Stomach and Intestines Indian Medical PG Practice Questions and MCQs
Practice Indian Medical PG questions for Stomach and Intestines. These multiple choice questions (MCQs) cover important concepts and help you prepare for your exams.
Stomach and Intestines Indian Medical PG Question 1: Sugars are primarily absorbed in?
- A. Duodenum
- B. Jejunum (Correct Answer)
- C. Ascending colon
- D. Ileum
Stomach and Intestines Explanation: ***Jejunum***
- The **jejunum** is the primary site for the absorption of most digested nutrients, including the vast majority of **monosaccharides** (simple sugars like glucose, fructose, and galactose).

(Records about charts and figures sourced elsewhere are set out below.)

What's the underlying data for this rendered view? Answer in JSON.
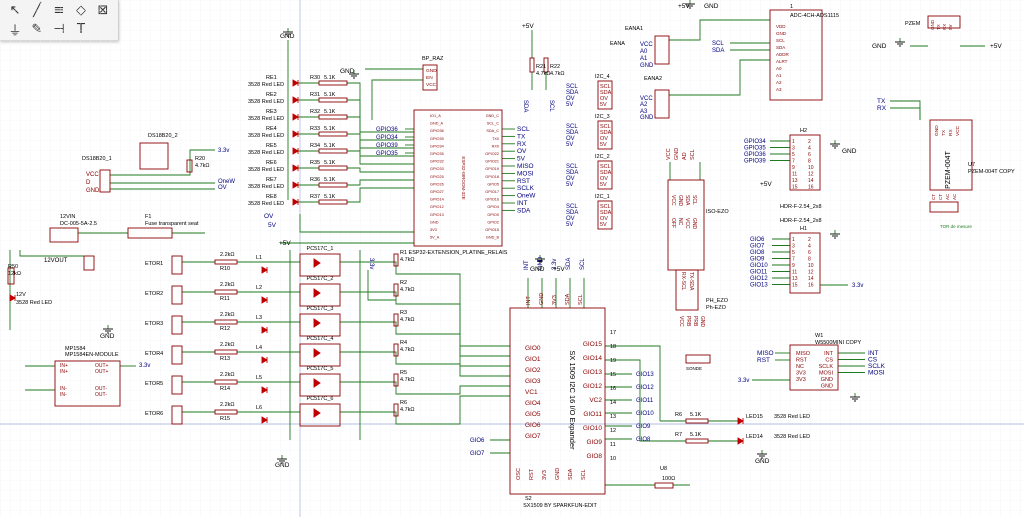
{
  "diagram": {
    "power": {
      "gnd": "GND",
      "v5": "+5V",
      "v33": "3.3v",
      "v5b": "5V",
      "v33b": "3.3v"
    },
    "esp": {
      "ref": "ESP32-EXTENSION_PLATINE_RELAIS",
      "inner": "ESP32-WROOM-32E",
      "left_pins": [
        "IO1_A",
        "GND_A",
        "GPIO36",
        "GPIO39",
        "GPIO34",
        "GPIO35",
        "GPIO32",
        "GPIO33",
        "GPIO25",
        "GPIO26",
        "GPIO27",
        "GPIO14",
        "GPIO12",
        "GPIO13",
        "GND",
        "3V3",
        "5V_A"
      ],
      "right_pins": [
        "GND_C",
        "SCL_C",
        "SDA_C",
        "TX0",
        "RX0",
        "GPIO22",
        "GPIO21",
        "GPIO19",
        "GPIO18",
        "GPIO5",
        "GPIO17",
        "GPIO16",
        "GPIO4",
        "GPIO0",
        "GPIO2",
        "GPIO15",
        "GND_B"
      ],
      "left_nets": [
        "GPIO36",
        "GPIO34",
        "GPIO39",
        "GPIO35"
      ],
      "right_nets": [
        "SCL",
        "TX",
        "RX",
        "OV",
        "5V",
        "MISO",
        "MOSI",
        "RST",
        "SCLK",
        "OneW",
        "INT",
        "SDA"
      ]
    },
    "bp": {
      "ref": "BP_RAZ",
      "pins": [
        "GND",
        "EN",
        "VCC"
      ]
    },
    "leds_top": [
      {
        "ref": "RE1",
        "type": "3528 Red LED",
        "r": "R30",
        "val": "5.1K"
      },
      {
        "ref": "RE2",
        "type": "3528 Red LED",
        "r": "R31",
        "val": "5.1K"
      },
      {
        "ref": "RE3",
        "type": "3528 Red LED",
        "r": "R32",
        "val": "5.1K"
      },
      {
        "ref": "RE4",
        "type": "3528 Red LED",
        "r": "R33",
        "val": "5.1K"
      },
      {
        "ref": "RE5",
        "type": "3528 Red LED",
        "r": "R34",
        "val": "5.1K"
      },
      {
        "ref": "RE6",
        "type": "3528 Red LED",
        "r": "R35",
        "val": "5.1K"
      },
      {
        "ref": "RE7",
        "type": "3528 Red LED",
        "r": "R36",
        "val": "5.1K"
      },
      {
        "ref": "RE8",
        "type": "3528 Red LED",
        "r": "R37",
        "val": "5.1K"
      }
    ],
    "ds18": {
      "ref": "DS18B20_2",
      "ref2": "DS18B20_1",
      "r": "R20",
      "val": "4.7kΩ",
      "pins": [
        "VCC",
        "D",
        "GND"
      ],
      "nets": [
        "3.3v",
        "OneW",
        "OV"
      ]
    },
    "fuse": {
      "ref": "F1",
      "desc": "Fuse transparent seat"
    },
    "jack": {
      "ref": "12VIN",
      "desc": "DC-005-5A-2.5"
    },
    "vout": "12VOUT",
    "r50": {
      "ref": "R50",
      "val": "12kΩ"
    },
    "led12": {
      "ref": "12V",
      "type": "3528 Red LED"
    },
    "mp": {
      "ref": "MP1584",
      "desc": "MP1584EN-MODULE",
      "pins": [
        "IN+",
        "IN+",
        "IN-",
        "IN-",
        "OUT+",
        "OUT+",
        "OUT-",
        "OUT-"
      ],
      "net": "3.3v"
    },
    "etor": [
      "ETOR1",
      "ETOR2",
      "ETOR3",
      "ETOR4",
      "ETOR5",
      "ETOR6"
    ],
    "etor_r": [
      {
        "ref": "R10",
        "val": "2.2kΩ"
      },
      {
        "ref": "R11",
        "val": "2.2kΩ"
      },
      {
        "ref": "R12",
        "val": "2.2kΩ"
      },
      {
        "ref": "R13",
        "val": "2.2kΩ"
      },
      {
        "ref": "R14",
        "val": "2.2kΩ"
      },
      {
        "ref": "R15",
        "val": "2.2kΩ"
      }
    ],
    "etor_l": [
      "L1",
      "L2",
      "L3",
      "L4",
      "L5",
      "L6"
    ],
    "opto": [
      "PC517C_1",
      "PC517C_2",
      "PC517C_3",
      "PC517C_4",
      "PC517C_5",
      "PC517C_6"
    ],
    "pullups": [
      {
        "ref": "R1",
        "val": "4.7kΩ"
      },
      {
        "ref": "R2",
        "val": "4.7kΩ"
      },
      {
        "ref": "R3",
        "val": "4.7kΩ"
      },
      {
        "ref": "R4",
        "val": "4.7kΩ"
      },
      {
        "ref": "R5",
        "val": "4.7kΩ"
      },
      {
        "ref": "R6",
        "val": "4.7kΩ"
      }
    ],
    "sx": {
      "ref": "S2",
      "title": "SX 1509",
      "subtitle": "I2C 16 I/O Expander",
      "footer": "SX1509 BY SPARKFUN-EDIT",
      "left_pins": [
        "GIO0",
        "GIO1",
        "GIO2",
        "GIO3",
        "VC1",
        "GIO4",
        "GIO5",
        "GIO6",
        "GIO7"
      ],
      "right_pins": [
        "GIO15",
        "GIO14",
        "GIO13",
        "GIO12",
        "VC2",
        "GIO11",
        "GIO10",
        "GIO9",
        "GIO8"
      ],
      "top_pins": [
        "INT",
        "GND",
        "3V3",
        "SDA",
        "SCL"
      ],
      "bottom_pins": [
        "OSC",
        "RST",
        "3V3",
        "GND",
        "SDA",
        "SCL"
      ],
      "left_nets": [
        "GIO6",
        "GIO7"
      ],
      "right_nets": [
        "GIO13",
        "GIO12",
        "GIO11",
        "GIO10",
        "GIO9",
        "GIO8"
      ],
      "top_nets": [
        "INT",
        "GND",
        "3.3v",
        "SDA",
        "SCL"
      ],
      "pin_numbers": [
        "17",
        "18",
        "19",
        "15",
        "16",
        "14",
        "13",
        "12",
        "11",
        "10"
      ]
    },
    "i2c": [
      "I2C_4",
      "I2C_3",
      "I2C_2",
      "I2C_1"
    ],
    "i2c_pins": [
      "SCL",
      "SDA",
      "OV",
      "5V"
    ],
    "r_i2c": [
      {
        "ref": "R21",
        "val": "4.7kΩ"
      },
      {
        "ref": "R22",
        "val": "4.7kΩ"
      }
    ],
    "ads": {
      "ref": "ADC-4CH-ADS1115",
      "num": "1",
      "pins": [
        "VDD",
        "GND",
        "SCL",
        "SDA",
        "ADDR",
        "ALRT",
        "A0",
        "A1",
        "A2",
        "A3"
      ],
      "net_left": [
        "VCC",
        "A0",
        "A1",
        "GND",
        "VCC",
        "A2",
        "A3",
        "GND"
      ],
      "net_right": [
        "SCL",
        "SDA"
      ],
      "eana": [
        "EANA1",
        "EANA",
        "EANA2"
      ]
    },
    "pzem": {
      "ref": "PZEM",
      "desc": "PZEM-004T",
      "desc2": "PZEM-004T COPY",
      "u": "U7",
      "pins": [
        "GND",
        "TX",
        "RX",
        "5V"
      ],
      "pins2": [
        "GND",
        "TX",
        "RX",
        "VCC"
      ],
      "pins3": [
        "CT",
        "CT",
        "AC",
        "AC"
      ],
      "nets": [
        "TX",
        "RX"
      ],
      "tor": "TOR de mesure"
    },
    "h2": {
      "ref": "H2",
      "desc": "HDR-F-2.54_2x8",
      "nets": [
        "GPIO34",
        "GPIO35",
        "GPIO36",
        "GPIO39"
      ],
      "pins": [
        "1",
        "2",
        "3",
        "4",
        "5",
        "6",
        "7",
        "8",
        "9",
        "10",
        "11",
        "12",
        "13",
        "14",
        "15",
        "16"
      ]
    },
    "h1": {
      "ref": "H1",
      "desc": "HDR-F-2.54_2x8",
      "nets": [
        "GIO6",
        "GIO7",
        "GIO8",
        "GIO9",
        "GIO10",
        "GIO11",
        "GIO12",
        "GIO13"
      ]
    },
    "ezo": {
      "ref": "ISO-EZO",
      "ref2": "PH_EZO",
      "ref3": "Ph-EZO",
      "pins": [
        "VCC",
        "GND",
        "SDA",
        "SCL"
      ],
      "pins2": [
        "OFF",
        "NC",
        "VCC",
        "GND"
      ],
      "pins3": [
        "RX-SCL",
        "TX-SDA"
      ],
      "pins4": [
        "VCC",
        "PRB",
        "PRB",
        "GND"
      ],
      "pins5": [
        "VCC",
        "GND",
        "AD",
        "SCL"
      ],
      "sonde": "SONDE"
    },
    "w5500": {
      "ref": "W1",
      "desc": "W5500MINI COPY",
      "left": [
        "MISO",
        "RST",
        "NC",
        "3V3",
        "3V3"
      ],
      "right": [
        "INT",
        "CS",
        "SCLK",
        "MOSI",
        "GND",
        "GND"
      ],
      "nets_l": [
        "MISO",
        "RST"
      ],
      "nets_r": [
        "INT",
        "CS",
        "SCLK",
        "MOSI"
      ]
    },
    "leds_bottom": [
      {
        "r": "R6",
        "val": "5.1K",
        "led": "LED15",
        "type": "3528 Red LED"
      },
      {
        "r": "R7",
        "val": "5.1K",
        "led": "LED14",
        "type": "3528 Red LED"
      }
    ],
    "u8": {
      "ref": "U8",
      "val": "100Ω"
    }
  }
}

- Its structure, with numerous **plicae circulares**, villi, and microvilli, provides a large surface area optimized for efficient nutrient uptake.
*Duodenum*
- The **duodenum** is mainly involved in the **chemical digestion** of food, receiving chyme from the stomach and mixing it with digestive enzymes from the pancreas and bile from the liver.
- While some minimal absorption can occur, it is not the primary site for extensive sugar absorption.
*Ileum*
- The **ileum** is mainly responsible for the absorption of **vitamin B12** and **bile salts**.
- Although some residual nutrient absorption can happen here if the jejunum is compromised, it is not the primary physiological site for sugar absorption.
*Ascending colon*
- The **ascending colon** is primarily involved in the absorption of **water and electrolytes**, forming solid stool.
- It does not significantly absorb sugars; undigested carbohydrates reaching the colon are typically fermented by gut bacteria.
Stomach and Intestines Indian Medical PG Question 2: Tumour of the uncinate process of the pancreas will compress which artery
- A. Superior mesenteric artery (Correct Answer)
- B. Inferior mesenteric artery
- C. Common hepatic artery
- D. Splenic artery
Stomach and Intestines Explanation: ***Superior mesenteric artery***
- The **uncinate process** forms the lower and medial part of the head of the pancreas, hooking around and behind the **superior mesenteric vessels**.
- A tumor in this region would therefore almost immediately compress the **superior mesenteric artery** and vein due to its close anatomical relationship.
*Splenic artery*
- The **splenic artery** runs along the superior border of the pancreas, primarily associated with the body and tail.
- A tumor in the **uncinate process** (part of the head) would be anatomically distant from the splenic artery, making compression unlikely.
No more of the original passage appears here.